“La voz de Colombia en la ONU terminó siendo un eco de confusión, improvisación y vergüenza diplomática.”
La reciente intervención del presidente Gustavo Petro en la Asamblea General de las Naciones Unidas no será recordada por su lucidez ni por la fuerza de sus argumentos, sino por el cúmulo de errores que marcaron un discurso desastroso para la imagen de Colombia. Más que una voz respetada en el escenario internacional, lo que se proyectó fue la de un mandatario improvisado, confuso y carente de la sobriedad que exige un espacio de esa magnitud.
Lo primero que llamó la atención fue su manera de expresarse. En un escenario donde cada palabra es medida y cada frase queda registrada para la historia, Petro se permitió errores de pronunciación que desdibujaron cualquier pretensión de autoridad: habló de “envenamiento” en lugar de envenenamiento, de “dimocracia” en vez de democracia, y llegó al extremo de referirse a la “caucaina” en vez de cocaína. Estos lapsus, repetidos en pocos minutos, no solo evidencian improvisación, sino también falta de preparación elemental para un discurso que debía proyectar seriedad y altura.
Como si fuera poco, en pleno discurso utilizó un lápiz como apoyo, un gesto extraño que rompió con el decoro de la tribuna. En vez de transmitir seguridad, dejó la imagen de un orador nervioso, disperso y fuera de tono para un foro internacional. Ese detalle, que podría parecer menor, se convirtió en símbolo de la falta de control y de la improvisación que dominó su intervención.
Aún más polémica fue su afirmación de que quienes transportan droga en lanchas no son narcotraficantes, sino “jóvenes inocentes en busca de oportunidades”. Con esta idea, el ex guerrillero y presidente no solo relativizó un delito transnacional que ha golpeado a Colombia por décadas, sino que envió un mensaje ambiguo y contradictorio en un escenario donde la comunidad internacional espera firmeza frente al crimen organizado. Lejos de generar empatía, sus palabras reforzaron la idea de un gobernante desconectado de la realidad y dispuesto a justificar lo injustificable.
Pero lo más grave fue la confusión conceptual. Petro insistió en mezclar Estado y Nación como si se tratara de lo mismo, cuando en términos políticos y jurídicos son nociones claramente distintas. Esta confusión, repetida en varias de sus intervenciones públicas, lo deja en evidencia no solo como un orador impreciso, sino como un jefe de Estado que proyecta debilidad intelectual frente a líderes que dominan con rigor los fundamentos básicos de la política y el derecho internacional.
A ello se suma la decisión simbólicamente desafortunada de portar la insignia de la “Guerra a Muerte”, evocando confrontación y exterminio en un espacio que busca el diálogo. Ese gesto, lejos de la audacia que algunos le atribuyen, terminó reforzando la idea de un presidente anclado en la retórica del enfrentamiento, incapaz de comprender que la diplomacia requiere mesura, respeto y, sobre todo, credibilidad.
La consecuencia inmediata fue la misma de otras presentaciones internacionales de Petro: desconcierto, burlas y una sensación de vergüenza para muchos colombianos.
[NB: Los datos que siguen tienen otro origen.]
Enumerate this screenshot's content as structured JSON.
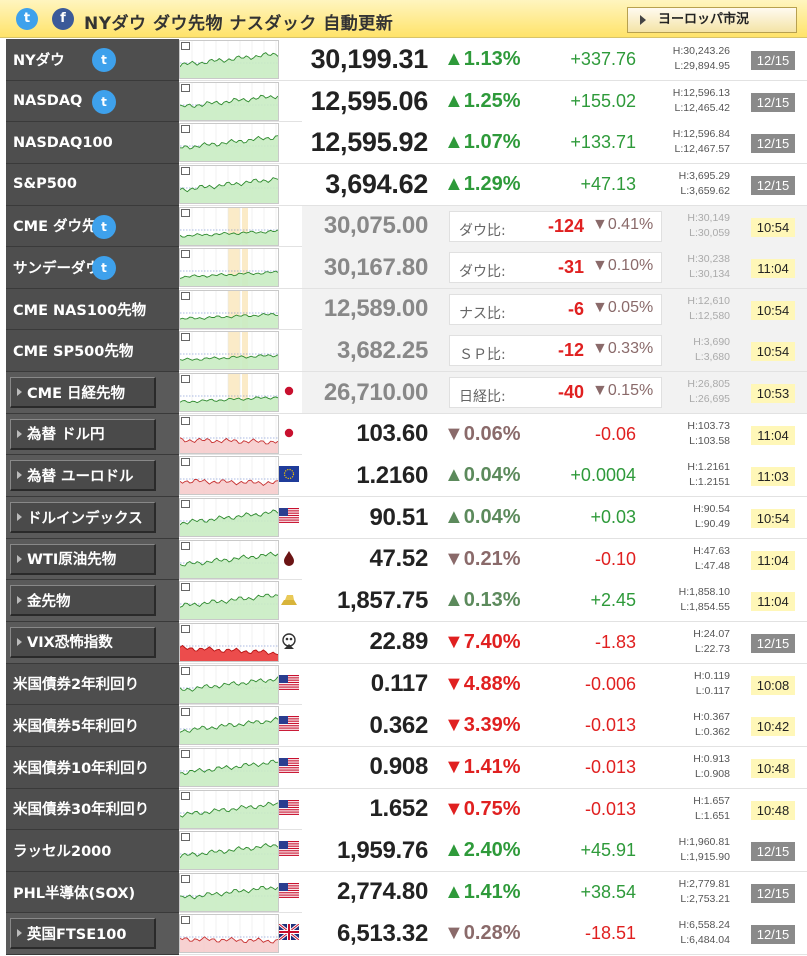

En vez de fortalecer la posición del país en el mundo, su intervención reafirmó la percepción de un liderazgo errático, atrapado entre frases mal dichas, conceptos mal entendidos y gestos incoherentes.
En conclusión, a Petro no solo le fue mal en la ONU: dejó una huella negativa que perdurará como ejemplo de cómo un presidente puede desperdiciar la oportunidad de dignificar a su nación frente al mundo. La improvisación, la vulgaridad y la confusión conceptual no son simples errores, sino síntomas de un estilo de gobierno que parece más inclinado al espectáculo que a la seriedad.